In Native Alaskan villages, landscape dictates the calendar. Certain events mark the year such as late-summer berry-picking, fall caribou and moose hunting opportunities to harvest meat for food and hides for warmth, and river freeze-up which connects surrounding villages for easy travel by dog team and snowmachine. Out here, in rural Alaska, the school year and holidays are an artificial overlay to nature’s decree, for listening to the landscape teaches the language that orchestrates life: when the days start getting longer, when the sun returns, when the river breaks up, when the first salmon gets caught, and when the geese fly back and the sound of fat meat is in the air again. These are the tenets by which subsistence life flourishes, and in the middle of it all––when the days are getting longer but the rivers remain frozen––for some, there is Iditarod.
Many of us live in a world that Iditarod leaves behind. It’s a race that begins in civilization and travels away, to out there. That’s part of the race’s magic and a reason we become Insiders and stay glued to the GPS tracker. We are armchair travelers on an adventure into the unknown, in awe of the four-legged athletes that are in their element on that journey. This vantage point, however common, is only one perception of the race. For villagers along the trail, the Iditarod comes to them.
In rural Alaska, the race is a slow buildup from the usual quietness of the village. At first, a few sporadic flights buzz through in which the Iditarod Air Force brings straw and mushers’ food drops. Then, a few days before the first teams arrive, communications equipment and volunteers trickle in. The first vets may arrive one day before the first team followed by a lone Insider (often times me). Personnel doubles then triples as the checkpoint prepares for the arrival of the first team. More of our Insider crew arrives followed by outside media. Now the small village of, say, 200 people swells with visitors and excitement.
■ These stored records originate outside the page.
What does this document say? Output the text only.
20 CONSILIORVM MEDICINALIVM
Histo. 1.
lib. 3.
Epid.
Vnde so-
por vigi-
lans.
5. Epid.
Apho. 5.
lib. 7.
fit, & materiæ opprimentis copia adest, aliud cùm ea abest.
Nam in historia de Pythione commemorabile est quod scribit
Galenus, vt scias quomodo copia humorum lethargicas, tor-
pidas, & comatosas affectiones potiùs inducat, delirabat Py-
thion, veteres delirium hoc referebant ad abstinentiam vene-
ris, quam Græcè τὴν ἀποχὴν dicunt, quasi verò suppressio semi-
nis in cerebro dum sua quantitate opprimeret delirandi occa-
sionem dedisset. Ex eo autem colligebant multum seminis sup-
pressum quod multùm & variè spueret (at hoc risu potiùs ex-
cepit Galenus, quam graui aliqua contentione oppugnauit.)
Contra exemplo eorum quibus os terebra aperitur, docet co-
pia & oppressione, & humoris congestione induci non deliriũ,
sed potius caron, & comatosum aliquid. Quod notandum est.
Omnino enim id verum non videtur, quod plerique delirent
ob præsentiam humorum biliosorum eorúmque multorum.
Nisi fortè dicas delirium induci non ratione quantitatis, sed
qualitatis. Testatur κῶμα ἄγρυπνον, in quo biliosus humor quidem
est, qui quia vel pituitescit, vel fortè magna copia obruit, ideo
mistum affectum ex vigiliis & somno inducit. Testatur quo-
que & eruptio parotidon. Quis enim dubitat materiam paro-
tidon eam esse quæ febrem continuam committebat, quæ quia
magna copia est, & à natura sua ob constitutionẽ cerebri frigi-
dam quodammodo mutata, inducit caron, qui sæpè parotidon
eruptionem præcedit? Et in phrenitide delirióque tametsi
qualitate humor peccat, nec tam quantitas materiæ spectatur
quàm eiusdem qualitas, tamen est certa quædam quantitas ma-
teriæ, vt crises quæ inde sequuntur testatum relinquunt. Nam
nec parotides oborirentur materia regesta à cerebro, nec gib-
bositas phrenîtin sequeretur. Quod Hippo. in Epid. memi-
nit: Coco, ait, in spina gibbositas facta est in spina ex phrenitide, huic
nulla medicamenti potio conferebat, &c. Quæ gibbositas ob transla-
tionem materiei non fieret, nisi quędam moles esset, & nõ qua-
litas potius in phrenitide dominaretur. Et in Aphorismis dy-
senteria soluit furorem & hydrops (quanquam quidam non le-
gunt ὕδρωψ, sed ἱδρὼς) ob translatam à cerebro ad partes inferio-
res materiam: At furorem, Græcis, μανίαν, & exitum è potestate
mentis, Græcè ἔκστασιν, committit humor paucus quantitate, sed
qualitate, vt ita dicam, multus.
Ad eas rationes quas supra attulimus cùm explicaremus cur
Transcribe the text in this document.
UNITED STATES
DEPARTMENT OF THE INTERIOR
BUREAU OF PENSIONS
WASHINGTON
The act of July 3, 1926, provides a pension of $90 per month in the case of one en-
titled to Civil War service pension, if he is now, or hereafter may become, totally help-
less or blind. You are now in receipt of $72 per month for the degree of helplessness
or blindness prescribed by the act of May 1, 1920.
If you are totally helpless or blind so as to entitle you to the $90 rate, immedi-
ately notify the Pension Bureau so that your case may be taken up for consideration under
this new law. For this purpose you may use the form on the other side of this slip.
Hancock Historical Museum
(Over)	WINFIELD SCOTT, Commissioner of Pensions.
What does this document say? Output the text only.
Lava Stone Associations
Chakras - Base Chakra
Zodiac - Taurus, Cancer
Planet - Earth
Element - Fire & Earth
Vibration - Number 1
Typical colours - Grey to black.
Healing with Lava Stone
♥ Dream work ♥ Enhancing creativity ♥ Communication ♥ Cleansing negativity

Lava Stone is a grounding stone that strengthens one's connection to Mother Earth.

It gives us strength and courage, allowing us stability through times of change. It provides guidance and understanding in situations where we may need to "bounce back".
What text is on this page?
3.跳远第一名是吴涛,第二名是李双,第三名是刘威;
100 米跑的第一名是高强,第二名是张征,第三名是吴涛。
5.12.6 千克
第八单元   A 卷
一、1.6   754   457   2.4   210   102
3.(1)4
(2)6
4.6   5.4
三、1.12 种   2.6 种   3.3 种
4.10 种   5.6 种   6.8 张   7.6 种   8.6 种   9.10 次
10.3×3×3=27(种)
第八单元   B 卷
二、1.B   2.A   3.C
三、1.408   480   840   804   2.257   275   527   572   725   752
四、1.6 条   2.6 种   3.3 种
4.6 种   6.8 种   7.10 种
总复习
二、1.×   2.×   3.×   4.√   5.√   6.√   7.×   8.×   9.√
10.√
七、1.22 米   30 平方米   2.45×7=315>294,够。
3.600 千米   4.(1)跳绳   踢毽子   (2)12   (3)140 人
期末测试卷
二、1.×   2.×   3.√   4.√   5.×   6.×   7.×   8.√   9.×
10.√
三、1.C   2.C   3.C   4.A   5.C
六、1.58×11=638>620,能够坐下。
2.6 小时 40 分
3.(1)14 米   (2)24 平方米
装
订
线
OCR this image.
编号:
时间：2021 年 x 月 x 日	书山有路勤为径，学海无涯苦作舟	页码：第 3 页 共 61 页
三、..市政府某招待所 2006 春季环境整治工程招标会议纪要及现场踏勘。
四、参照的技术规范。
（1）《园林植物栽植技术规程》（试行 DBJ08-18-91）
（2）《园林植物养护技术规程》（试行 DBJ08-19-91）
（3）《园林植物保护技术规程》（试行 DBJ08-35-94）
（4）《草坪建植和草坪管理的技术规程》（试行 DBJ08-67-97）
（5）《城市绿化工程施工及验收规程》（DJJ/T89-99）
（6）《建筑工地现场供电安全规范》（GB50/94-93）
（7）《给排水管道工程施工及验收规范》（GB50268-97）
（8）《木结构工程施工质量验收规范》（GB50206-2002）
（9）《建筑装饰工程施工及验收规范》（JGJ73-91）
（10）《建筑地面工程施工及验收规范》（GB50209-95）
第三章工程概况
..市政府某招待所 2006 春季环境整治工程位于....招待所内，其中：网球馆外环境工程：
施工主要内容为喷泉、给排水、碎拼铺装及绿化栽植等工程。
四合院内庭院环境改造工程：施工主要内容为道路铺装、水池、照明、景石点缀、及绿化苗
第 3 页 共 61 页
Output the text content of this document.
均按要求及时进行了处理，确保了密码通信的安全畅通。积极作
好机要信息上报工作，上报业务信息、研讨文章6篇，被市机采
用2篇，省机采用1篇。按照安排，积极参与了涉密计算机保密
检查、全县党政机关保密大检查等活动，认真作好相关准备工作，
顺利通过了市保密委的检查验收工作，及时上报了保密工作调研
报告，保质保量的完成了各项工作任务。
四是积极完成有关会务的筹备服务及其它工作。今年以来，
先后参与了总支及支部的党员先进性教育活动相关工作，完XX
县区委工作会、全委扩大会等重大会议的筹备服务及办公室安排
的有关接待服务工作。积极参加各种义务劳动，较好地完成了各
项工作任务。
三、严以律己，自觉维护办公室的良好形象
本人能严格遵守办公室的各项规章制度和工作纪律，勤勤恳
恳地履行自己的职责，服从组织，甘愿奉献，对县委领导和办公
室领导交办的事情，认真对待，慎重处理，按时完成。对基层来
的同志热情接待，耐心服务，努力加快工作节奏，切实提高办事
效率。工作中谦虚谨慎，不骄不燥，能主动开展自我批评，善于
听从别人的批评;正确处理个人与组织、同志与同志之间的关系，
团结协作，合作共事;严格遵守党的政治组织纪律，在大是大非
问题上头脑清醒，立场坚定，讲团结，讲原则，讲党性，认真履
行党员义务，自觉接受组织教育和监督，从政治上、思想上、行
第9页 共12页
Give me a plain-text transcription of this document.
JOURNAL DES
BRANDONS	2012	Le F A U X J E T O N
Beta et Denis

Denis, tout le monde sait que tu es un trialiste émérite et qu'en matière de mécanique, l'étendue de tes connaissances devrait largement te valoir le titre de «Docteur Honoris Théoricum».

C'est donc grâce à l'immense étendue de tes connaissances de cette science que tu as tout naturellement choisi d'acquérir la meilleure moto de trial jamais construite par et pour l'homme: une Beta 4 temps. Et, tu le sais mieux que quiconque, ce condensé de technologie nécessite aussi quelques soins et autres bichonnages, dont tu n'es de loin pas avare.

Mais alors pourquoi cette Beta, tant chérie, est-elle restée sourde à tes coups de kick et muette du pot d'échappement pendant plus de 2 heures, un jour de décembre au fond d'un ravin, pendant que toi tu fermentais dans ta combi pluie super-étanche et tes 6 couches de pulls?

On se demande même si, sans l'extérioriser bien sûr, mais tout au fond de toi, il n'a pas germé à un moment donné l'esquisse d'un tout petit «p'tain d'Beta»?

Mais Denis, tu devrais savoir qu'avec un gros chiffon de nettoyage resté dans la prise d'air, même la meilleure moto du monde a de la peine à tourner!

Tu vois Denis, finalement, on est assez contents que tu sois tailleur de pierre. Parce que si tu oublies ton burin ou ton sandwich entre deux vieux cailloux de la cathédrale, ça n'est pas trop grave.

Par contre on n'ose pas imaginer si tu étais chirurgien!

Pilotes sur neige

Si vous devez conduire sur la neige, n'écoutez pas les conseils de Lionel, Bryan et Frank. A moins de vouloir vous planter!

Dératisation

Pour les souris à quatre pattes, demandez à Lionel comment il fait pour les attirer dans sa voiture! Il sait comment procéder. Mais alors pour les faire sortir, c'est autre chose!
The community hall is abuzz as the first musher arrives at the next village upstream. As the teams get closer locals bring some of their year’s harvest to the checkpoint or community hall. Many share moose ribs, caribou stew, and salmon with the village’s guests and incoming mushers. The arrival of this food is no accident. This timing stems from a combination of two things: the GPS tracker and, more importantly, local knowledge of the land.
Rather than look at the tracker and guess why a team has slowed, many villagers look at the tracker to confirm their suspicions, such as a team slowing down due to overflow from a recent warm spell, or the heat of the day deteriorating an already punchy trail. For locals, the trail is not a path into the unknown but part of a system that connects neighboring villages and intersects a knowledge mosaic. Perhaps it shoulders the hill with the best blueberry patch, and if you break off to the north before the pond that a new beaver family moved into last spring you’ll find the trail to your uncle’s trapline. Historically, dog teams enhanced and broadened intimate knowledge of this land. Therefore, no matter how artificial the race seems upon the landscape, it remains a part of it by paying tribute to this lifestyle, these places, and the generations of people who have called these spaces home.
The race was envisioned to preserve dog teams in modern Alaskan history. Therefore, in one sense it renews a connection to something that is dissipating in rural communities: dependence on dog teams. Up and down the trail, old-timers recall stories of dogs that would lead you in a snowstorm; dogs that could run traplines as well as haul loads of caribou meat; dogs you could drive like a snowmachine right up to someone’s front doorstep and park with stylish precision and little thought. Yet, simultaneously, the race represents a spirit that remains vibrantly woven into the landscape. As more people trade dog teams for snowmachines, what emerges is a modern-day version of the same lifestyle that for generations depended on raising good dogs in order to feed and clothe one’s family.
This lifestyle is a bond between countless generations who have harvested this land, and cared for the food it provided; who taught their children how to care for fresh meat and how to render bear fat for dipping berries in. They taught them if your feet get wet then stop and start a fire, and always travel with extra food and clothing. Out here there is no rescue button, just the traditions and knowledge handed down by your ancestors. So listen to the landscape––it will tell you when to go and when to hunker down. Share with your neighbor because you never know when you might be the one who can’t find a caribou. Everything one needs is right here and always has been, and these living traditions are the glue that bonds the community.
The race celebrates this connection to the landscape, although it can fall to the periphery as we get excited over checkpoint times and judging whose team looks the strongest. For villagers along the trail, dog teams travel for days to arrive at their home. Some mushers won’t make it there because the trail will have beaten them, but those who do will be greeted by the traditions, generosity, and warmth of these villages, without which there would be no Iditarod.